Much of the first hour of His Dark Materials is given over to world-building, and what a feast for the eyes this world is.

Lyra leaves with Mrs. Coulter the same day that her closest (and only) friend at Jordan College, Roger (Lewin Lloyd), disappears, one of several kidnappings of children in the area. Reassured by Mrs. Coulter that they’ll find Roger, Lyra takes off on the first real adventure of her life, as her airship ascends into a sky far too blue and perfect to be anything but deceiving.

Not surprisingly, given it’s the premiere episode in a TV show based on an elaborate fantasy series, much of the first hour of His Dark Materials is given over to world-building, and what a feast for the eyes this world is. Even the relatively staid setting of Jordan College is a dark fairytale playland of gargoyles and mausoleums, where children run freely among open caskets and skulls on display.
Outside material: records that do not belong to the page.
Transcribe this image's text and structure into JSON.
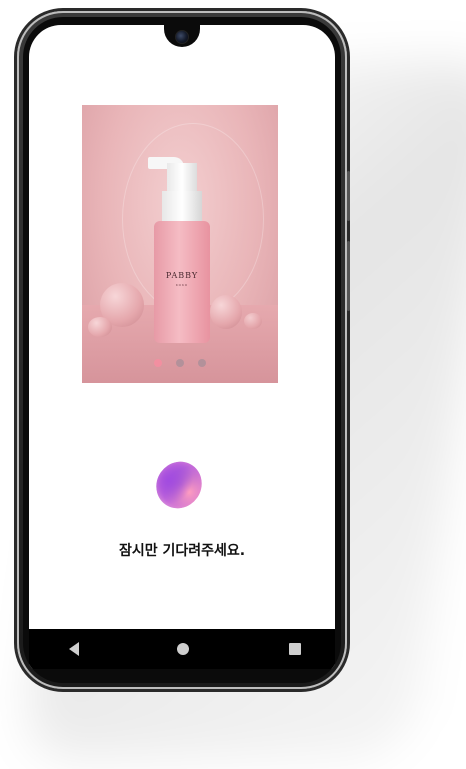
{
  "screen": {
    "loading_text": "잠시만 기다려주세요."
  },
  "product": {
    "brand": "PABBY",
    "brand_sub": "KOKO"
  },
  "carousel": {
    "slide_count": 3,
    "active_index": 0
  },
  "navbar": {
    "back_icon": "triangle-back-icon",
    "home_icon": "circle-home-icon",
    "recent_icon": "square-recent-icon"
  },
  "colors": {
    "phone_frame": "#1a1a1a",
    "dot_active": "#f28fa0",
    "dot_inactive": "#b3919a",
    "navbar_bg": "#000000"
  }
}
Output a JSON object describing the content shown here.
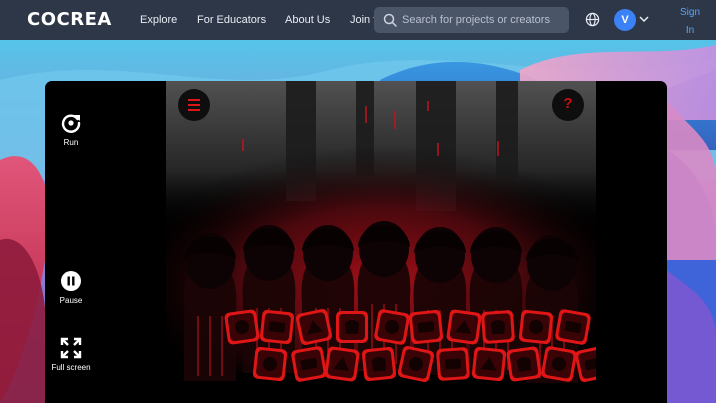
{
  "brand": {
    "logo_text": "COCREA"
  },
  "nav": {
    "explore": "Explore",
    "educators": "For Educators",
    "about": "About Us",
    "join": "Join the community"
  },
  "search": {
    "placeholder": "Search for projects or creators",
    "icon": "search-icon"
  },
  "account": {
    "avatar_initial": "V",
    "signin_label": "Sign In"
  },
  "player": {
    "controls": {
      "run_label": "Run",
      "pause_label": "Pause",
      "fullscreen_label": "Full screen"
    },
    "game": {
      "menu_icon": "hamburger-menu-icon",
      "hint_label": "?",
      "characters": [
        "character-1",
        "character-2",
        "character-3",
        "character-4",
        "character-5",
        "character-6",
        "character-7"
      ],
      "sound_buttons_row1": [
        "sound-1",
        "sound-2",
        "sound-3",
        "sound-4",
        "sound-5",
        "sound-6",
        "sound-7",
        "sound-8",
        "sound-9",
        "sound-10"
      ],
      "sound_buttons_row2": [
        "sound-11",
        "sound-12",
        "sound-13",
        "sound-14",
        "sound-15",
        "sound-16",
        "sound-17",
        "sound-18",
        "sound-19",
        "sound-20"
      ]
    }
  },
  "colors": {
    "topbar": "#2d3748",
    "accent_link": "#5aa5f5",
    "avatar": "#3b82f6",
    "game_red": "#e01515"
  }
}
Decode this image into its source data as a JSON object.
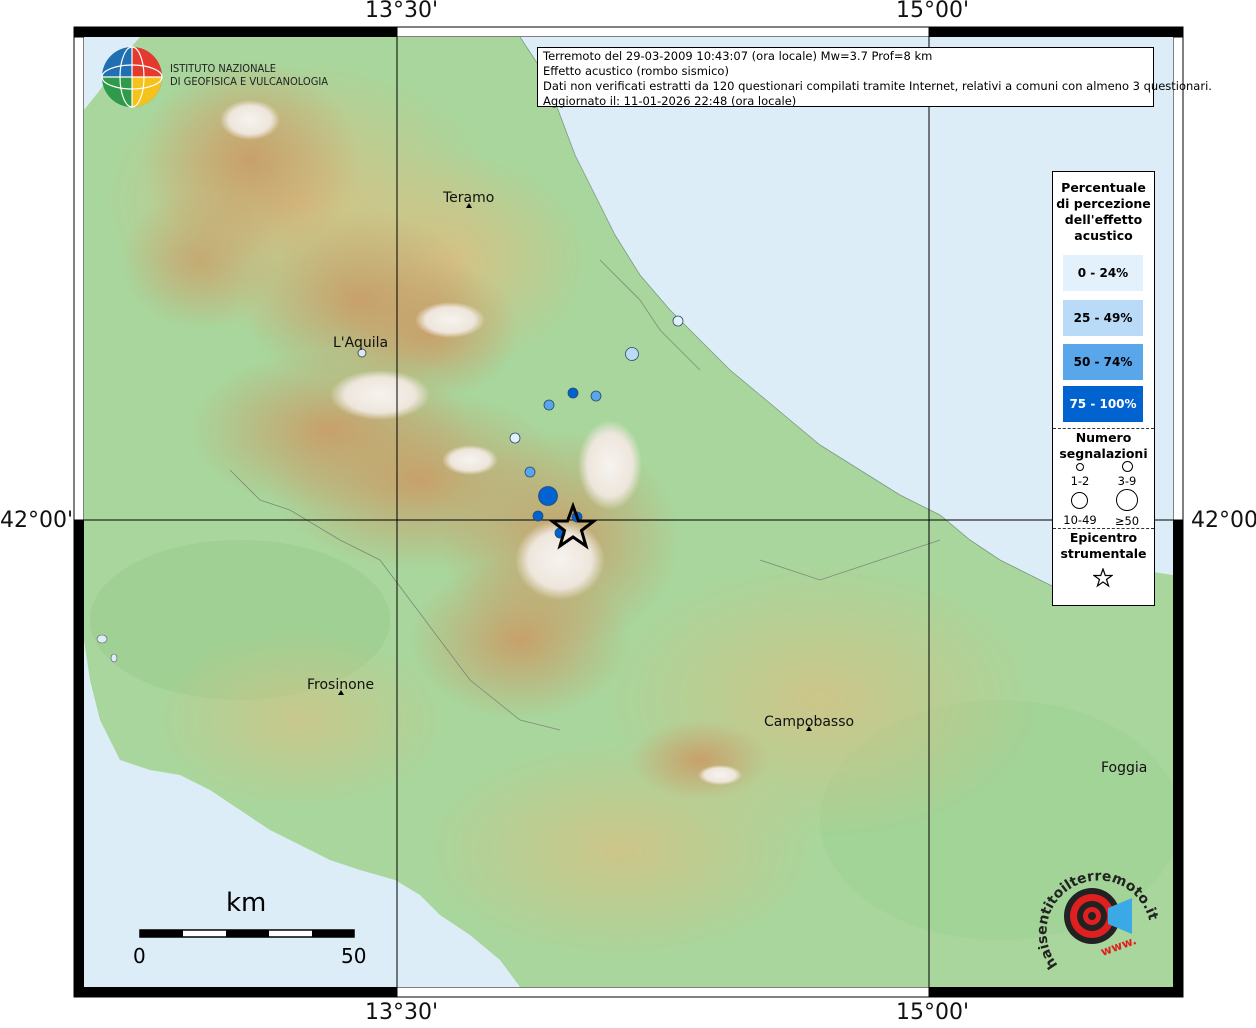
{
  "coords": {
    "lon_1": "13°30'",
    "lon_2": "15°00'",
    "lat_1": "42°00'"
  },
  "logo": {
    "line1": "ISTITUTO NAZIONALE",
    "line2": "DI GEOFISICA E VULCANOLOGIA"
  },
  "info": {
    "line1": "Terremoto del 29-03-2009 10:43:07 (ora locale) Mw=3.7 Prof=8 km",
    "line2": "Effetto acustico (rombo sismico)",
    "line3": "Dati non verificati estratti da 120 questionari compilati tramite Internet, relativi a comuni con almeno 3 questionari.",
    "line4": "Aggiornato il: 11-01-2026 22:48 (ora locale)"
  },
  "legend": {
    "title1": "Percentuale",
    "title2": "di percezione",
    "title3": "dell'effetto",
    "title4": "acustico",
    "classes": [
      {
        "label": "0 - 24%",
        "color": "#e3f1fd"
      },
      {
        "label": "25 - 49%",
        "color": "#b9dbf7"
      },
      {
        "label": "50 - 74%",
        "color": "#5aa6ea"
      },
      {
        "label": "75 - 100%",
        "color": "#0063cf"
      }
    ],
    "count_title1": "Numero",
    "count_title2": "segnalazioni",
    "counts": [
      "1-2",
      "3-9",
      "10-49",
      "≥50"
    ],
    "epi_title1": "Epicentro",
    "epi_title2": "strumentale"
  },
  "cities": {
    "teramo": "Teramo",
    "laquila": "L'Aquila",
    "frosinone": "Frosinone",
    "campobasso": "Campobasso",
    "foggia": "Foggia"
  },
  "scale": {
    "unit": "km",
    "min": "0",
    "max": "50"
  },
  "watermark": {
    "text": "haisentitoilterremoto.it",
    "www": "www."
  },
  "colors": {
    "sea": "#dcedf8",
    "lowland": "#a9d8a0",
    "hill": "#d8c48a",
    "mountain": "#c29a5e",
    "peak": "#f3f1ee",
    "pct_0_24": "#e3f1fd",
    "pct_25_49": "#b9dbf7",
    "pct_50_74": "#5aa6ea",
    "pct_75_100": "#0063cf"
  }
}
If upcoming episode previews are any indicator, it only gets more astonishing from here, as Lyra learns more about the origins of “dust,” and the destiny the Master and the other scholars are trying to protect her from.

The episode reveals just enough to be interesting, but not so much that you don’t find yourself wanting to know more, about how the alethiometer works, about the Gyptians, Romani-like people whose children are gradually disappearing, and the mysterious, not yet seen “Gobblers,” who are taking them away. If you’ve read the books, you know how all this plays out. If, like me, you haven’t, it’s both exciting to see how it will all unfold, and unclear if what’s obviously a massive universe of ideas and concepts won’t end up collapsing under the weight of its own ambition.

If His Dark Materials lacks anything so far, it may be a bit of humor and whimsy, but here it makes sense. Magic exists here, but it’s a purposeful magic, not the kind to entertain children at birthday parties. Childhood itself doesn’t seem to be sentimentalized — the real accomplishment comes in reaching the age of reason, when you can be told and understand real, hard truths, both about the world, and yourself. “She’s special,” Roger says about Lyra, to which Asriel cynically replies “Everyone’s special.”

Random Thoughts:

  • James McAvoy must have been delighted to speak in something a bit closer to his real accent, rather than the odd, Gary Cooper-esque accent he used in It: Chapter Two.
  • Also, McAvoy’s hair in this is a thing of gray-streaked, rakish majesty, and I am here for it, as the kids say.
  • Continuing a fine HBO tradition, the opening credits sequence is nearly as elaborate as the show itself.
  • Lyra’s desperation for something even remotely resembling a family, as exhibited as when she tricks Asriel into carrying her into bed, and later throws her arms around a non-plussed Mrs. Coulter, are among the show’s most touching moments so far. Given the Master’s warning about Lyra’s betrayal in the future, one can guess that it’s tied up in her innate desire to feel needed and wanted.
  • What do you think your daemon would be? I’d love to say mine would be something cool, like a hawk or a panther, but I’m pretty sure it’d be something largely useless, like a horseshoe crab.
  • So who can I write to get a new adaptation of Firestarter made with Dafne Keen playing Charlie McGee? That kid looks like she could burn a building down with her mind.